YICHANG, Sept. 3 (Xinhua) -- Villagers in Yichang City in central China's Hubei Province have called for a martyrs' cemetery to commemorate 3,000 Kuomintang (KMT) soldiers who died fighting the Japanese invaders during World War II.
Li Xian'ai from Nanbian Village has found dozens of skeletons on his land. He said other villagers, too, often come across bones when working their land.
The skeletons are the remains of a division of KMT soldiers, said Yu Guobin, deputy head of the cultural relics survey office of Yilin District, Yichang.
The KMT had reign over China at the time of the Japanese invasion.
They fought bravely for four years to prevent Japanese troops from reaching the war time capital, Chongqing, in southwest China.
The skeletal remains of the soldiers are scattered over an area of two hectares, he added.
"There was a field hospital here. Many soldiers were buried in a nearby cemetery if medical treatment failed," recalled 73-year-old villager Qin Debiao.
Based on historical records and tombstones, experts believe at least 3,000 soldiers of the No. 4 Reserve Division of the KMT's No.75 Corps are buried in the cemetery.
Most of the tombstones have been destroyed, though. On a hill near where the skeletons were found, a damaged stone tablet bears a inscription: "Conquer or die."
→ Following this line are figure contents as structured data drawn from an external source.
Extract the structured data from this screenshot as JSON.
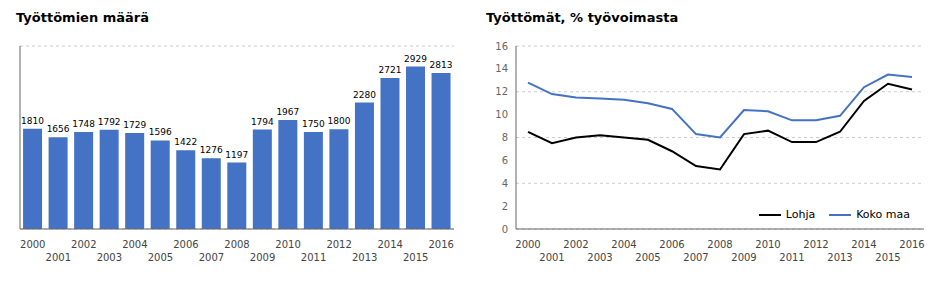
{
  "chart_data": [
    {
      "type": "bar",
      "title": "Työttömien määrä",
      "categories": [
        "2000",
        "2001",
        "2002",
        "2003",
        "2004",
        "2005",
        "2006",
        "2007",
        "2008",
        "2009",
        "2010",
        "2011",
        "2012",
        "2013",
        "2014",
        "2015",
        "2016"
      ],
      "values": [
        1810,
        1656,
        1748,
        1792,
        1729,
        1596,
        1422,
        1276,
        1197,
        1794,
        1967,
        1750,
        1800,
        2280,
        2721,
        2929,
        2813
      ],
      "color": "#4472C4",
      "ylim": [
        0,
        3300
      ],
      "yticks": [
        500,
        1000,
        1500,
        2000,
        2500,
        3000
      ],
      "grid": true,
      "data_labels": true,
      "tick_labels": "x"
    },
    {
      "type": "line",
      "title": "Työttömät, % työvoimasta",
      "x": [
        2000,
        2001,
        2002,
        2003,
        2004,
        2005,
        2006,
        2007,
        2008,
        2009,
        2010,
        2011,
        2012,
        2013,
        2014,
        2015,
        2016
      ],
      "xlim": [
        1999.5,
        2016.5
      ],
      "xticks": [
        2000,
        2001,
        2002,
        2003,
        2004,
        2005,
        2006,
        2007,
        2008,
        2009,
        2010,
        2011,
        2012,
        2013,
        2014,
        2015,
        2016
      ],
      "ylim": [
        0,
        16
      ],
      "yticks": [
        0,
        2,
        4,
        6,
        8,
        10,
        12,
        14,
        16
      ],
      "series": [
        {
          "name": "Lohja",
          "color": "#000000",
          "values": [
            8.5,
            7.5,
            8.0,
            8.2,
            8.0,
            7.8,
            6.8,
            5.5,
            5.2,
            8.3,
            8.6,
            7.6,
            7.6,
            8.5,
            11.2,
            12.7,
            12.2
          ]
        },
        {
          "name": "Koko maa",
          "color": "#4472C4",
          "values": [
            12.8,
            11.8,
            11.5,
            11.4,
            11.3,
            11.0,
            10.5,
            8.3,
            8.0,
            10.4,
            10.3,
            9.5,
            9.5,
            9.9,
            12.4,
            13.5,
            13.3
          ]
        }
      ],
      "grid": true,
      "legend": "lower right"
    }
  ]
}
Qin and some other villagers recently signed a petition asking for a cemetery to commemorate the soldiers as martyrs be built.
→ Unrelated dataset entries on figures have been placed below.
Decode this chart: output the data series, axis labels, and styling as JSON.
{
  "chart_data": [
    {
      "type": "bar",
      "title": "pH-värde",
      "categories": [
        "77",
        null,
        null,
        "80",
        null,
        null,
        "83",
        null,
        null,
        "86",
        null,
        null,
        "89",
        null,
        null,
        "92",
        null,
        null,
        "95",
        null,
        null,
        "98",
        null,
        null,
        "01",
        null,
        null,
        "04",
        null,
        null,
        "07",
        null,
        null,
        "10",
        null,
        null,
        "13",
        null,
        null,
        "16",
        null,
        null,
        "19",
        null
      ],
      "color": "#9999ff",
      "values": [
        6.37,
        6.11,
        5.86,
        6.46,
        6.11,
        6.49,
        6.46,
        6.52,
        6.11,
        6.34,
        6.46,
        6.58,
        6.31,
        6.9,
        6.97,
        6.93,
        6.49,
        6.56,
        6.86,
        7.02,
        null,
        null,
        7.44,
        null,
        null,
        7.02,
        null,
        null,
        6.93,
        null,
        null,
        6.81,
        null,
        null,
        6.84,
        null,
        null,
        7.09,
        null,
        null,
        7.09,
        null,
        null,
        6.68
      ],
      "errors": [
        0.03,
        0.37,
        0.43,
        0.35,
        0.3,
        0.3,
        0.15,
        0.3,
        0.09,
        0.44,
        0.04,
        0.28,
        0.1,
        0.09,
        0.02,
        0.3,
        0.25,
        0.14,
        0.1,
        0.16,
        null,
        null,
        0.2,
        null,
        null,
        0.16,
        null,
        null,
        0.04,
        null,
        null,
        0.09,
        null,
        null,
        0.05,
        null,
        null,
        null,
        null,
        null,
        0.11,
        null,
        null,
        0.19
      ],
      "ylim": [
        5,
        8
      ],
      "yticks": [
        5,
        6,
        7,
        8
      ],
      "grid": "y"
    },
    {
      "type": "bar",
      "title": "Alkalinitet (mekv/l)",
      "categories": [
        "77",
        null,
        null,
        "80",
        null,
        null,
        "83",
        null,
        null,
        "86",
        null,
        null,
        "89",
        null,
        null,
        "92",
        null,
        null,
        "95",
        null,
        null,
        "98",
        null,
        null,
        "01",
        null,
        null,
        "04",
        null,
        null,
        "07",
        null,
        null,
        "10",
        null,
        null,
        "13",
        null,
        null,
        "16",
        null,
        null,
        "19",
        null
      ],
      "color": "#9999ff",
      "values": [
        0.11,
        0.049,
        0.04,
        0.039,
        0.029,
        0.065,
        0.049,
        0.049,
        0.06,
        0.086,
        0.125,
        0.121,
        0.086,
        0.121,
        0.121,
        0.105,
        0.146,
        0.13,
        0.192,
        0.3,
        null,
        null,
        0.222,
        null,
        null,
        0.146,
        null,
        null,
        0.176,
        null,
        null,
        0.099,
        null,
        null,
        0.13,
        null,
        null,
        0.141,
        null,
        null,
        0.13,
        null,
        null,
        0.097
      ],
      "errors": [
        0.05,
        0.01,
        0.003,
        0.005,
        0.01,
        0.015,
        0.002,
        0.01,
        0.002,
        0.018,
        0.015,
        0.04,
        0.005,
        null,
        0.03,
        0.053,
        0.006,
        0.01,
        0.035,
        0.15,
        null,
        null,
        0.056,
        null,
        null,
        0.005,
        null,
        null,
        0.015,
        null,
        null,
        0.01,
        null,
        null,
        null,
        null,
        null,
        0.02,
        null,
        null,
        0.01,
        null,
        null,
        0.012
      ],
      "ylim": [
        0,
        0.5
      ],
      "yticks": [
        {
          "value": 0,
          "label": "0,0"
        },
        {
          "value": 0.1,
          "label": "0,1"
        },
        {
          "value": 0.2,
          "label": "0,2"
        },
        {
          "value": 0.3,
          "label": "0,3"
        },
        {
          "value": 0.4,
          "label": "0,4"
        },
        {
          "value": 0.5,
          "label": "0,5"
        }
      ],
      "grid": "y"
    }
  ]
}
"They died for us. We must preserve their remains," Li Xian'ai said.
The Yilin district government has asked the village committee to collect and preserve the remains. But possible further actions are still being discussed, Yang Yongquan, an official with the district's culture department said.
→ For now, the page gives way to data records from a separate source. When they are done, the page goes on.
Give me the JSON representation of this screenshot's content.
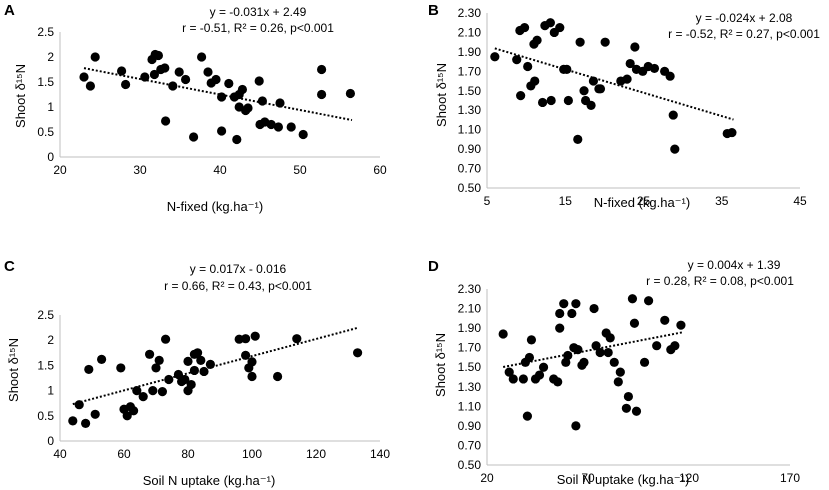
{
  "figure": {
    "panels": [
      {
        "letter": "A",
        "x_label": "N-fixed (kg.ha⁻¹)",
        "y_label": "Shoot δ¹⁵N",
        "equation": "y = -0.031x + 2.49",
        "stats": "r = -0.51, R² = 0.26, p<0.001"
      },
      {
        "letter": "B",
        "x_label": "N-fixed (kg.ha⁻¹)",
        "y_label": "Shoot δ¹⁵N",
        "equation": "y = -0.024x + 2.08",
        "stats": "r = -0.52, R² = 0.27, p<0.001"
      },
      {
        "letter": "C",
        "x_label": "Soil N uptake (kg.ha⁻¹)",
        "y_label": "Shoot δ¹⁵N",
        "equation": "y = 0.017x - 0.016",
        "stats": "r = 0.66, R² = 0.43, p<0.001"
      },
      {
        "letter": "D",
        "x_label": "Soil N uptake (kg.ha⁻¹)",
        "y_label": "Shoot δ¹⁵N",
        "equation": "y = 0.004x + 1.39",
        "stats": "r = 0.28, R² = 0.08, p<0.001"
      }
    ]
  },
  "chart_data": [
    {
      "type": "scatter",
      "panel": "A",
      "xlabel": "N-fixed (kg.ha⁻¹)",
      "ylabel": "Shoot δ¹⁵N",
      "xlim": [
        20,
        60
      ],
      "ylim": [
        0,
        2.5
      ],
      "xticks": [
        "20",
        "30",
        "40",
        "50",
        "60"
      ],
      "yticks": [
        "0",
        "0.5",
        "1",
        "1.5",
        "2",
        "2.5"
      ],
      "xtick_values": [
        20,
        30,
        40,
        50,
        60
      ],
      "ytick_values": [
        0,
        0.5,
        1,
        1.5,
        2,
        2.5
      ],
      "trendline": {
        "slope": -0.031,
        "intercept": 2.49,
        "x_range": [
          23,
          56.5
        ]
      },
      "points": [
        [
          23,
          1.6
        ],
        [
          23.8,
          1.42
        ],
        [
          24.4,
          2.0
        ],
        [
          27.7,
          1.72
        ],
        [
          28.2,
          1.45
        ],
        [
          30.6,
          1.6
        ],
        [
          31.5,
          1.95
        ],
        [
          31.9,
          2.05
        ],
        [
          31.8,
          1.65
        ],
        [
          32.3,
          2.03
        ],
        [
          32.6,
          1.75
        ],
        [
          33.1,
          1.78
        ],
        [
          33.2,
          0.72
        ],
        [
          34.1,
          1.42
        ],
        [
          34.9,
          1.7
        ],
        [
          35.7,
          1.55
        ],
        [
          36.7,
          0.4
        ],
        [
          37.7,
          2.0
        ],
        [
          38.5,
          1.7
        ],
        [
          38.9,
          1.48
        ],
        [
          39.5,
          1.55
        ],
        [
          40.2,
          1.2
        ],
        [
          40.2,
          0.52
        ],
        [
          41.1,
          1.47
        ],
        [
          41.8,
          1.2
        ],
        [
          42.1,
          0.35
        ],
        [
          42.4,
          1.0
        ],
        [
          42.4,
          1.25
        ],
        [
          42.8,
          1.35
        ],
        [
          43.2,
          0.93
        ],
        [
          43.5,
          0.98
        ],
        [
          44.9,
          1.52
        ],
        [
          45.0,
          0.65
        ],
        [
          45.3,
          1.12
        ],
        [
          45.6,
          0.7
        ],
        [
          46.4,
          0.65
        ],
        [
          47.3,
          0.6
        ],
        [
          47.5,
          1.08
        ],
        [
          48.9,
          0.6
        ],
        [
          50.4,
          0.45
        ],
        [
          52.7,
          1.75
        ],
        [
          52.7,
          1.25
        ],
        [
          56.3,
          1.27
        ]
      ]
    },
    {
      "type": "scatter",
      "panel": "B",
      "xlabel": "N-fixed (kg.ha⁻¹)",
      "ylabel": "Shoot δ¹⁵N",
      "xlim": [
        5,
        45
      ],
      "ylim": [
        0.5,
        2.3
      ],
      "xticks": [
        "5",
        "15",
        "25",
        "35",
        "45"
      ],
      "yticks": [
        "0.50",
        "0.70",
        "0.90",
        "1.10",
        "1.30",
        "1.50",
        "1.70",
        "1.90",
        "2.10",
        "2.30"
      ],
      "xtick_values": [
        5,
        15,
        25,
        35,
        45
      ],
      "ytick_values": [
        0.5,
        0.7,
        0.9,
        1.1,
        1.3,
        1.5,
        1.7,
        1.9,
        2.1,
        2.3
      ],
      "trendline": {
        "slope": -0.024,
        "intercept": 2.08,
        "x_range": [
          6,
          36.5
        ]
      },
      "points": [
        [
          6,
          1.85
        ],
        [
          8.8,
          1.82
        ],
        [
          9.2,
          2.12
        ],
        [
          9.3,
          1.45
        ],
        [
          9.8,
          2.15
        ],
        [
          10.2,
          1.75
        ],
        [
          10.6,
          1.55
        ],
        [
          11.0,
          1.98
        ],
        [
          11.1,
          1.6
        ],
        [
          11.4,
          2.02
        ],
        [
          12.1,
          1.38
        ],
        [
          12.4,
          2.17
        ],
        [
          13.1,
          2.2
        ],
        [
          13.2,
          1.4
        ],
        [
          13.6,
          2.1
        ],
        [
          14.3,
          2.15
        ],
        [
          14.8,
          1.72
        ],
        [
          15.4,
          1.4
        ],
        [
          15.2,
          1.72
        ],
        [
          16.6,
          1.0
        ],
        [
          16.9,
          2.0
        ],
        [
          17.4,
          1.5
        ],
        [
          17.6,
          1.4
        ],
        [
          18.3,
          1.35
        ],
        [
          18.6,
          1.6
        ],
        [
          19.3,
          1.52
        ],
        [
          19.5,
          1.52
        ],
        [
          20.1,
          2.0
        ],
        [
          22.1,
          1.6
        ],
        [
          22.9,
          1.62
        ],
        [
          23.3,
          1.78
        ],
        [
          23.9,
          1.95
        ],
        [
          24.1,
          1.72
        ],
        [
          24.9,
          1.7
        ],
        [
          25.6,
          1.75
        ],
        [
          26.4,
          1.73
        ],
        [
          27.7,
          1.7
        ],
        [
          28.4,
          1.65
        ],
        [
          28.8,
          1.25
        ],
        [
          29.0,
          0.9
        ],
        [
          35.7,
          1.06
        ],
        [
          36.3,
          1.07
        ]
      ]
    },
    {
      "type": "scatter",
      "panel": "C",
      "xlabel": "Soil N uptake (kg.ha⁻¹)",
      "ylabel": "Shoot δ¹⁵N",
      "xlim": [
        40,
        140
      ],
      "ylim": [
        0,
        2.5
      ],
      "xticks": [
        "40",
        "60",
        "80",
        "100",
        "120",
        "140"
      ],
      "yticks": [
        "0",
        "0.5",
        "1",
        "1.5",
        "2",
        "2.5"
      ],
      "xtick_values": [
        40,
        60,
        80,
        100,
        120,
        140
      ],
      "ytick_values": [
        0,
        0.5,
        1,
        1.5,
        2,
        2.5
      ],
      "trendline": {
        "slope": 0.017,
        "intercept": -0.016,
        "x_range": [
          44,
          133
        ]
      },
      "points": [
        [
          44,
          0.4
        ],
        [
          46,
          0.72
        ],
        [
          48,
          0.35
        ],
        [
          49,
          1.42
        ],
        [
          51,
          0.53
        ],
        [
          53,
          1.62
        ],
        [
          59,
          1.45
        ],
        [
          60,
          0.63
        ],
        [
          61,
          0.5
        ],
        [
          62,
          0.68
        ],
        [
          63,
          0.6
        ],
        [
          64,
          1.0
        ],
        [
          66,
          0.88
        ],
        [
          68,
          1.72
        ],
        [
          69,
          1.0
        ],
        [
          70,
          1.45
        ],
        [
          71,
          1.6
        ],
        [
          72,
          0.98
        ],
        [
          73,
          2.02
        ],
        [
          74,
          1.22
        ],
        [
          77,
          1.32
        ],
        [
          78,
          1.18
        ],
        [
          79,
          1.22
        ],
        [
          80,
          1.0
        ],
        [
          80,
          1.58
        ],
        [
          81,
          1.12
        ],
        [
          82,
          1.4
        ],
        [
          82,
          1.72
        ],
        [
          83,
          1.75
        ],
        [
          84,
          1.6
        ],
        [
          85,
          1.38
        ],
        [
          87,
          1.52
        ],
        [
          96,
          2.02
        ],
        [
          98,
          2.03
        ],
        [
          98,
          1.7
        ],
        [
          99,
          1.45
        ],
        [
          100,
          1.28
        ],
        [
          100,
          1.57
        ],
        [
          101,
          2.08
        ],
        [
          108,
          1.28
        ],
        [
          114,
          2.03
        ],
        [
          133,
          1.75
        ]
      ]
    },
    {
      "type": "scatter",
      "panel": "D",
      "xlabel": "Soil N uptake (kg.ha⁻¹)",
      "ylabel": "Shoot δ¹⁵N",
      "xlim": [
        20,
        170
      ],
      "ylim": [
        0.5,
        2.3
      ],
      "xticks": [
        "20",
        "70",
        "120",
        "170"
      ],
      "yticks": [
        "0.50",
        "0.70",
        "0.90",
        "1.10",
        "1.30",
        "1.50",
        "1.70",
        "1.90",
        "2.10",
        "2.30"
      ],
      "xtick_values": [
        20,
        70,
        120,
        170
      ],
      "ytick_values": [
        0.5,
        0.7,
        0.9,
        1.1,
        1.3,
        1.5,
        1.7,
        1.9,
        2.1,
        2.3
      ],
      "trendline": {
        "slope": 0.004,
        "intercept": 1.39,
        "x_range": [
          28,
          117
        ]
      },
      "points": [
        [
          28,
          1.84
        ],
        [
          31,
          1.45
        ],
        [
          33,
          1.38
        ],
        [
          38,
          1.38
        ],
        [
          39,
          1.55
        ],
        [
          40,
          1.0
        ],
        [
          41,
          1.6
        ],
        [
          42,
          1.78
        ],
        [
          44,
          1.38
        ],
        [
          46,
          1.42
        ],
        [
          48,
          1.5
        ],
        [
          53,
          1.38
        ],
        [
          55,
          1.35
        ],
        [
          56,
          2.05
        ],
        [
          56,
          1.9
        ],
        [
          58,
          2.15
        ],
        [
          59,
          1.55
        ],
        [
          60,
          1.62
        ],
        [
          62,
          2.05
        ],
        [
          63,
          1.7
        ],
        [
          64,
          0.9
        ],
        [
          64,
          2.15
        ],
        [
          65,
          1.68
        ],
        [
          67,
          1.52
        ],
        [
          68,
          1.55
        ],
        [
          73,
          2.1
        ],
        [
          74,
          1.72
        ],
        [
          76,
          1.65
        ],
        [
          79,
          1.85
        ],
        [
          80,
          1.65
        ],
        [
          81,
          1.8
        ],
        [
          83,
          1.55
        ],
        [
          85,
          1.35
        ],
        [
          86,
          1.45
        ],
        [
          89,
          1.08
        ],
        [
          90,
          1.2
        ],
        [
          92,
          2.2
        ],
        [
          93,
          1.95
        ],
        [
          94,
          1.05
        ],
        [
          98,
          1.55
        ],
        [
          100,
          2.18
        ],
        [
          104,
          1.72
        ],
        [
          108,
          1.98
        ],
        [
          111,
          1.68
        ],
        [
          113,
          1.72
        ],
        [
          116,
          1.93
        ]
      ]
    }
  ]
}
On Sept. 3, 2005, Chinese President Hu Jintao recognized the role of the KMT in fighting the Japanese aggressors. He said the KMT armies inflicted heavy losses on the Japanese invaders in several major battles.
Many commemoration ceremonies were held for the martyrs who died fighting Japanese aggression on Friday, the 65th anniversary of China's victory in the War of Resistance against Japanese Aggression.
Changde City in central China's Hunan Province held a commemoration ceremony at the monument of the Changde Battle. Only 83 KMT soldiers of a division of more than 8,000 survived the battle, after holding back for 16 days a contingent of Japanese troops four times their size.
"I miss my comrades. We fought day and night in the city full of blood and bodies," Wu Song, 88, one of the survivors, told the hundreds of people, including visitors from Taiwan, who gathered at the ceremony.
In Nanjing City, capital of east China's Jiangsu Province, people gathered at the monument commemorating Chinese, U.S. and Russian air force soldiers who died fighting in the war.
Qin Penghong, 77, and his family were among the first to come. His father, Qin Shaoting, was a pilot in the KMT air force. He died in air combat in January 1945.
"I'm proud of my father. He inspires me and my family to work hard, carry out our duties and contribute to the nation," he said.